Climate Action Trumps Science Denial in Virginia Governor's Race
Terry McAuliffe, who supports Environmental Protection Agency carbon pollution limits and was endorsed by the National Wildlife Federation Action Fund, defeated avowed climate science denier Ken Cuccinelli on Tuesday in Virginia's election for governor.
Voters told of his conservation values overwhelmingly said they’d vote for McAuliffe.
A Washington Post poll a week before the election showed likely voters trusted McAuliffe over Cuccinelli on energy and environment issues by a 48% to 40% margin. “One man who described himself as a staunch Republican, but who was voting for McAuliffe, denounced Cuccinelli’s legal fight with a climate scientist over global warming,” reports the Associated Press.

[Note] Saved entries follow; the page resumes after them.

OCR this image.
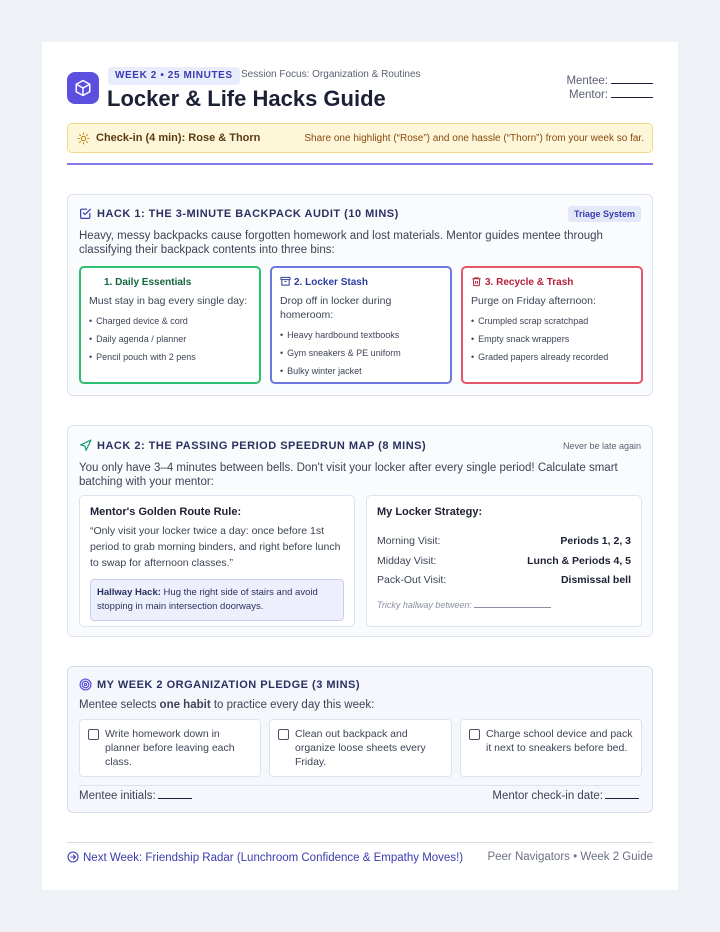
WEEK 2 • 25 MINUTES Session Focus: Organization & Routines
Locker & Life Hacks Guide
Mentee:
Mentor:
Check-in (4 min): Rose & Thorn	Share one highlight (“Rose”) and one hassle (“Thorn”) from your week so far.
HACK 1: THE 3-MINUTE BACKPACK AUDIT (10 MINS)	Triage System
Heavy, messy backpacks cause forgotten homework and lost materials. Mentor guides mentee through classifying their backpack contents into three bins:
1. Daily Essentials
Must stay in bag every single day:
• Charged device & cord
• Daily agenda / planner
• Pencil pouch with 2 pens
2. Locker Stash
Drop off in locker during homeroom:
• Heavy hardbound textbooks
• Gym sneakers & PE uniform
• Bulky winter jacket
3. Recycle & Trash
Purge on Friday afternoon:
• Crumpled scrap scratchpad
• Empty snack wrappers
• Graded papers already recorded
HACK 2: THE PASSING PERIOD SPEEDRUN MAP (8 MINS)	Never be late again
You only have 3–4 minutes between bells. Don't visit your locker after every single period! Calculate smart batching with your mentor:
Mentor's Golden Route Rule:
“Only visit your locker twice a day: once before 1st period to grab morning binders, and right before lunch to swap for afternoon classes.”
Hallway Hack: Hug the right side of stairs and avoid stopping in main intersection doorways.
My Locker Strategy:
Morning Visit:	Periods 1, 2, 3
Midday Visit:	Lunch & Periods 4, 5
Pack-Out Visit:	Dismissal bell
Tricky hallway between:
MY WEEK 2 ORGANIZATION PLEDGE (3 MINS)
Mentee selects one habit to practice every day this week:
Write homework down in planner before leaving each class.
Clean out backpack and organize loose sheets every Friday.
Charge school device and pack it next to sneakers before bed.
Mentee initials:	Mentor check-in date:
Next Week: Friendship Radar (Lunchroom Confidence & Empathy Moves!) Peer Navigators • Week 2 Guide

Top climate scientist Michael Mann, who received a National Wildlife Federation Conservation Achievement Award in September, actively campaigned for McAuliffe. Cuccinelli had targeted Mann with lawsuits the Washington Post called a witch hunt. “I congratulate Terry McAuliffe, a man truly worthy of being the next Governor of the great Commonwealth of Virginia,” said Mann last night. “As for Ken Cuccinelli, I am pleased to see Virginia voters reject his destructive and dangerous brand of politics, and his contempt for science and rational thought.”
McAuliffe immediately becomes a key player in America’s booming clean energy sector. Dominion Virginia Power recently won the Bureau of Ocean Energy Management’s auction for offshore wind leasing rights off the Virginia coast, an area with the potential to power more than 700,000 homes with clean, renewable offshore wind power.

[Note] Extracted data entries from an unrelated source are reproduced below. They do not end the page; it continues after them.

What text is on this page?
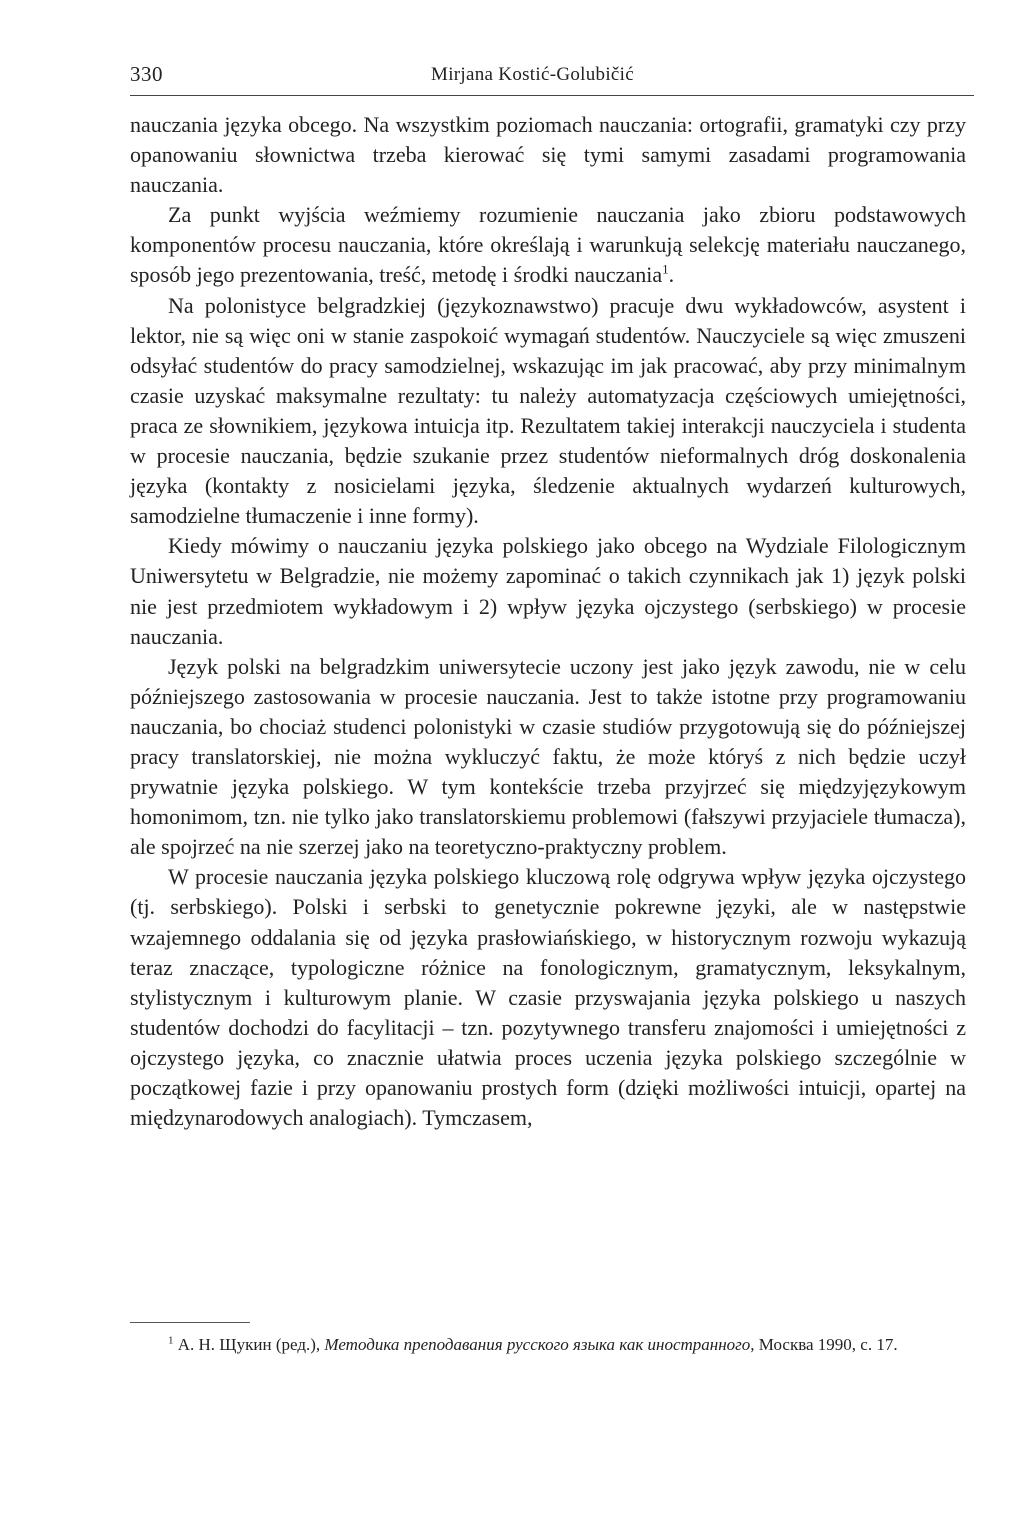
330	Mirjana Kostić-Golubičić

nauczania języka obcego. Na wszystkim poziomach nauczania: ortografii, gramatyki czy przy opanowaniu słownictwa trzeba kierować się tymi samymi zasadami programowania nauczania.

Za punkt wyjścia weźmiemy rozumienie nauczania jako zbioru podstawowych komponentów procesu nauczania, które określają i warunkują selekcję materiału nauczanego, sposób jego prezentowania, treść, metodę i środki nauczania$^1$.

Na polonistyce belgradzkiej (językoznawstwo) pracuje dwu wykładowców, asystent i lektor, nie są więc oni w stanie zaspokoić wymagań studentów. Nauczyciele są więc zmuszeni odsyłać studentów do pracy samodzielnej, wskazując im jak pracować, aby przy minimalnym czasie uzyskać maksymalne rezultaty: tu należy automatyzacja częściowych umiejętności, praca ze słownikiem, językowa intuicja itp. Rezultatem takiej interakcji nauczyciela i studenta w procesie nauczania, będzie szukanie przez studentów nieformalnych dróg doskonalenia języka (kontakty z nosicielami języka, śledzenie aktualnych wydarzeń kulturowych, samodzielne tłumaczenie i inne formy).

Kiedy mówimy o nauczaniu języka polskiego jako obcego na Wydziale Filologicznym Uniwersytetu w Belgradzie, nie możemy zapominać o takich czynnikach jak 1) język polski nie jest przedmiotem wykładowym i 2) wpływ języka ojczystego (serbskiego) w procesie nauczania.

Język polski na belgradzkim uniwersytecie uczony jest jako język zawodu, nie w celu późniejszego zastosowania w procesie nauczania. Jest to także istotne przy programowaniu nauczania, bo chociaż studenci polonistyki w czasie studiów przygotowują się do późniejszej pracy translatorskiej, nie można wykluczyć faktu, że może któryś z nich będzie uczył prywatnie języka polskiego. W tym kontekście trzeba przyjrzeć się międzyjęzykowym homonimom, tzn. nie tylko jako translatorskiemu problemowi (fałszywi przyjaciele tłumacza), ale spojrzeć na nie szerzej jako na teoretyczno-praktyczny problem.

W procesie nauczania języka polskiego kluczową rolę odgrywa wpływ języka ojczystego (tj. serbskiego). Polski i serbski to genetycznie pokrewne języki, ale w następstwie wzajemnego oddalania się od języka prasłowiańskiego, w historycznym rozwoju wykazują teraz znaczące, typologiczne różnice na fonologicznym, gramatycznym, leksykalnym, stylistycznym i kulturowym planie. W czasie przyswajania języka polskiego u naszych studentów dochodzi do facylitacji – tzn. pozytywnego transferu znajomości i umiejętności z ojczystego języka, co znacznie ułatwia proces uczenia języka polskiego szczególnie w początkowej fazie i przy opanowaniu prostych form (dzięki możliwości intuicji, opartej na międzynarodowych analogiach). Tymczasem,

$^1$ А. Н. Щукин (ред.), Методика преподавания русского языка как иностранного, Москва 1990, с. 17.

Between McAuliffe’s win, Ed Markey’s win in June’s Massachusetts Senate special election, and an 18-candidate sweep last fall, National Wildlife Federation Action Fund-endorsed candidates are now 20-for-20 over the last year. Meanwhile, the polluter-aligned U.S. Chamber of Commerce spent $20 million in an attempt to defeat seven pro-conservation senators last year and lost in all seven races.
The message for candidates is clear: Supporting conservation values and climate action isn’t just the right thing to do, it’s good politics.